For thousands of years, humans have been trying to protect our shorelines from an encroaching sea – from the massive dikes of the Netherlands, to jetties, terminal groins and seawalls.
The most recent addition to mitigating the power of the ocean, beach nourishment, has been shown to be an effective means of shoreline management under the right conditions.
Beach nourishment is not a one size fits all solution. There are certain conditions that are needed for it to be effective, and there are some conditions where it will not work. Shorelines tend to be very dynamic, especially along barrier islands. A stretch of beach may retreat six or seven feet per year for ten years followed by a period of accretion. If that is the case, nourishment is probably not needed and may have a minimal effect, if any effect at all.
In describing what areas are most likely to need nourishment, experts in the field stress the necessity for long term studies to determine where nourishment will be most effective, or if it’s even needed.
One place that nourishment has been shown conclusively that it will not work is at an inlet. Inlets are so dynamic, and the current and drift of sand in and out of the channel are so great, that sand pumped onto the beach at the mouth of an inlet is quickly swept away. That is particularly true on the south side of an inlet along coastal North Carolina where the dominant drift of the nearshore current is north to south.
Jetties and Groins
Jetties and groins are hardened structures that are perpendicular to the shore and extend into the water. Jetties are usually constructed with longer, higher walls. Groins are typically used to stabilize a very specific area of beach; jetties are generally used for larger projects.

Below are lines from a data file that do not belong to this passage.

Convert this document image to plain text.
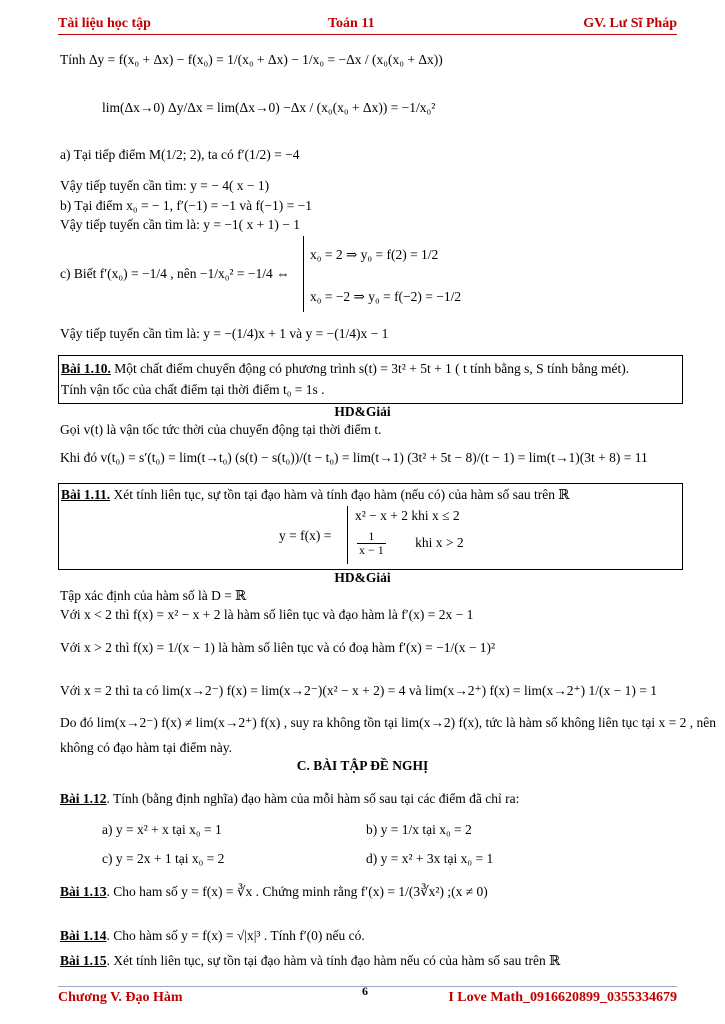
Tài liệu học tập	Toán 11	GV. Lư Sĩ Pháp
Tính Δy = f(x₀ + Δx) − f(x₀) = 1/(x₀ + Δx) − 1/x₀ = −Δx / (x₀(x₀ + Δx))
lim(Δx→0) Δy/Δx = lim(Δx→0) −Δx / (x₀(x₀ + Δx)) = −1/x₀²
a) Tại tiếp điểm M(1/2; 2), ta có f′(1/2) = −4
Vậy tiếp tuyến cần tìm: y = − 4( x − 1)
b) Tại điểm x₀ = − 1, f′(−1) = −1 và f(−1) = −1
Vậy tiếp tuyến cần tìm là: y = −1( x + 1) − 1
c) Biết f′(x₀) = −1/4 , nên −1/x₀² = −1/4 ⇔
x₀ = 2 ⇒ y₀ = f(2) = 1/2
x₀ = −2 ⇒ y₀ = f(−2) = −1/2
Vậy tiếp tuyến cần tìm là: y = −(1/4)x + 1 và y = −(1/4)x − 1
Bài 1.10. Một chất điểm chuyển động có phương trình s(t) = 3t² + 5t + 1 ( t tính bằng s, S tính bằng mét).
Tính vận tốc của chất điểm tại thời điểm t₀ = 1s .
HD&Giải
Gọi v(t) là vận tốc tức thời của chuyển động tại thời điểm t.
Khi đó v(t₀) = s′(t₀) = lim(t→t₀) (s(t) − s(t₀))/(t − t₀) = lim(t→1) (3t² + 5t − 8)/(t − 1) = lim(t→1)(3t + 8) = 11
Bài 1.11. Xét tính liên tục, sự tồn tại đạo hàm và tính đạo hàm (nếu có) của hàm số sau trên ℝ
y = f(x) =
x² − x + 2 khi x ≤ 2
$\frac{1}{x - 1}$ khi x > 2
HD&Giải
Tập xác định của hàm số là D = ℝ
Với x < 2 thì f(x) = x² − x + 2 là hàm số liên tục và đạo hàm là f′(x) = 2x − 1
Với x > 2 thì f(x) = 1/(x − 1) là hàm số liên tục và có đoạ hàm f′(x) = −1/(x − 1)²
Với x = 2 thì ta có lim(x→2⁻) f(x) = lim(x→2⁻)(x² − x + 2) = 4 và lim(x→2⁺) f(x) = lim(x→2⁺) 1/(x − 1) = 1
Do đó lim(x→2⁻) f(x) ≠ lim(x→2⁺) f(x) , suy ra không tồn tại lim(x→2) f(x), tức là hàm số không liên tục tại x = 2 , nên
không có đạo hàm tại điểm này.
C. BÀI TẬP ĐỀ NGHỊ
Bài 1.12. Tính (bằng định nghĩa) đạo hàm của mỗi hàm số sau tại các điểm đã chỉ ra:
a) y = x² + x tại x₀ = 1	b) y = 1/x tại x₀ = 2
c) y = 2x + 1 tại x₀ = 2	d) y = x² + 3x tại x₀ = 1
Bài 1.13. Cho ham số y = f(x) = ∛x . Chứng minh rằng f′(x) = 1/(3∛x²) ;(x ≠ 0)
Bài 1.14. Cho hàm số y = f(x) = √|x|³ . Tính f′(0) nếu có.
Bài 1.15. Xét tính liên tục, sự tồn tại đạo hàm và tính đạo hàm nếu có của hàm số sau trên ℝ
Chương V. Đạo Hàm	6	I Love Math_0916620899_0355334679
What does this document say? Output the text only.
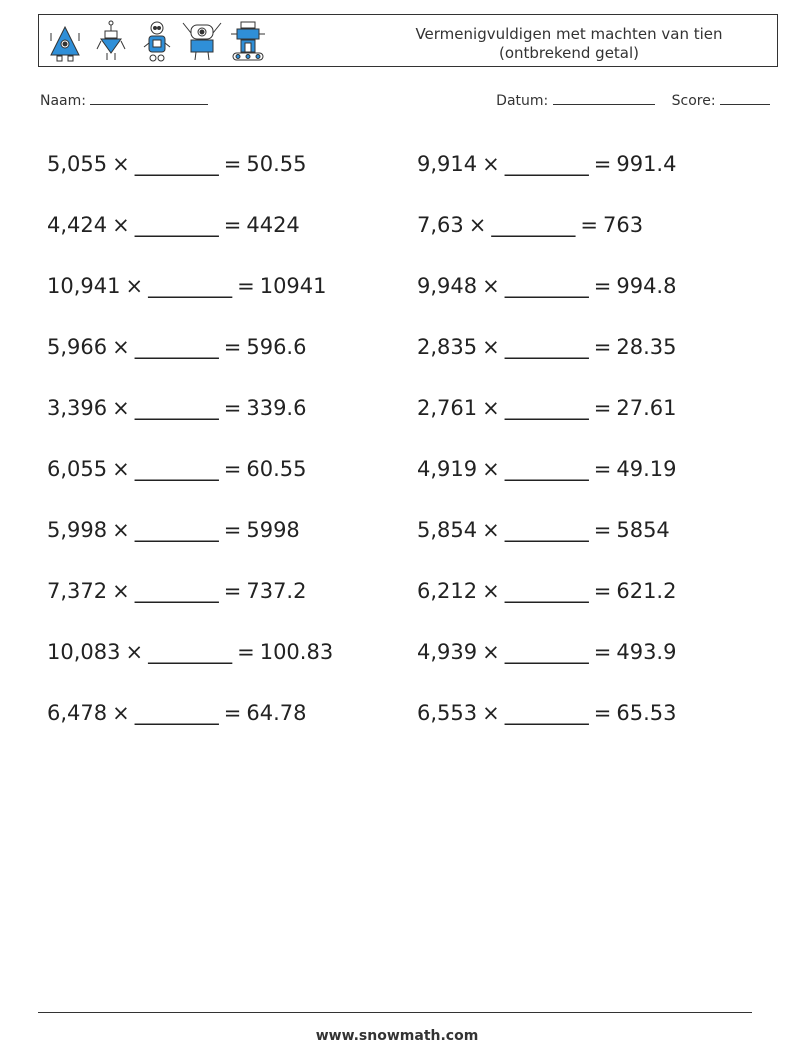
Vermenigvuldigen met machten van tien
(ontbrekend getal)
Naam:	Datum:	Score:
5,055 × ________ = 50.55
4,424 × ________ = 4424
10,941 × ________ = 10941
5,966 × ________ = 596.6
3,396 × ________ = 339.6
6,055 × ________ = 60.55
5,998 × ________ = 5998
7,372 × ________ = 737.2
10,083 × ________ = 100.83
6,478 × ________ = 64.78
9,914 × ________ = 991.4
7,63 × ________ = 763
9,948 × ________ = 994.8
2,835 × ________ = 28.35
2,761 × ________ = 27.61
4,919 × ________ = 49.19
5,854 × ________ = 5854
6,212 × ________ = 621.2
4,939 × ________ = 493.9
6,553 × ________ = 65.53
www.snowmath.com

Jetties and groins can be useful in stabilizing the entrance to a harbor or channel. There is, as an example, a groin on the south side of Oregon Inlet that has stabilized the mouth of the inlet, keeping it open for navigation and for the use of the Bonner Bridge.
For beach protection, however, both are ineffective, and in some cases can cause damage.
The nearshore area of the ocean is constantly in motion with a current that moves parallel to the shore. That parallel current is termed “littoral drift” and it captures and transports large amounts of sand.
Along the Outer Banks, the littoral drift is usually (but not always) north to south; winds and climate conditions influence the direction of the drift. It’s important to understand littoral drift in order to understand why jetties can cause significant environmental damage.
On the updrift side of a jetty, sand is captured and the beach in the direct vicinity of the jetty will grow. Immediately next to the jetty on the downdrift side, there may also be accretion. The jetty in this case is acting much like a windbreak, and with no current to move the sand, it may accrete next to the jetty.
Farther downdrift it’s a very different story. Sand that would have been part of the littoral drift has been captured by the jetty. The result is significant loss of beach downdrift from the jetty. The possibility also exists that the jetty has disrupted the littoral drift, further disrupting the natural sand transport that replenishes beaches.
Temporary, But at least It’s Something
Rebuilding or replenishing a dune after a storm event will create a temporary barrier to the ocean—but it is truly temporary. Dunes exist on the landward side of the beach. With healthy vegetation as part of the system, they help to stabilize the shoreline, but do very little to mitigate the energy in waves.
If the ocean has reached the dunes, the wave action quickly creates a scarp or very steep face. Consisting of sand, there is little stability in the dune and it quickly begins to collapse. Evidence of how temporary dunes are can be seen in Kitty Hawk where owners are constantly bringing backhoes in to push sand back in front of their beachfront properties, building a new dune after a storm has destroyed it.
Dunes are an important part of a healthy shoreline, but it is the beach that absorbs the energy of the waves.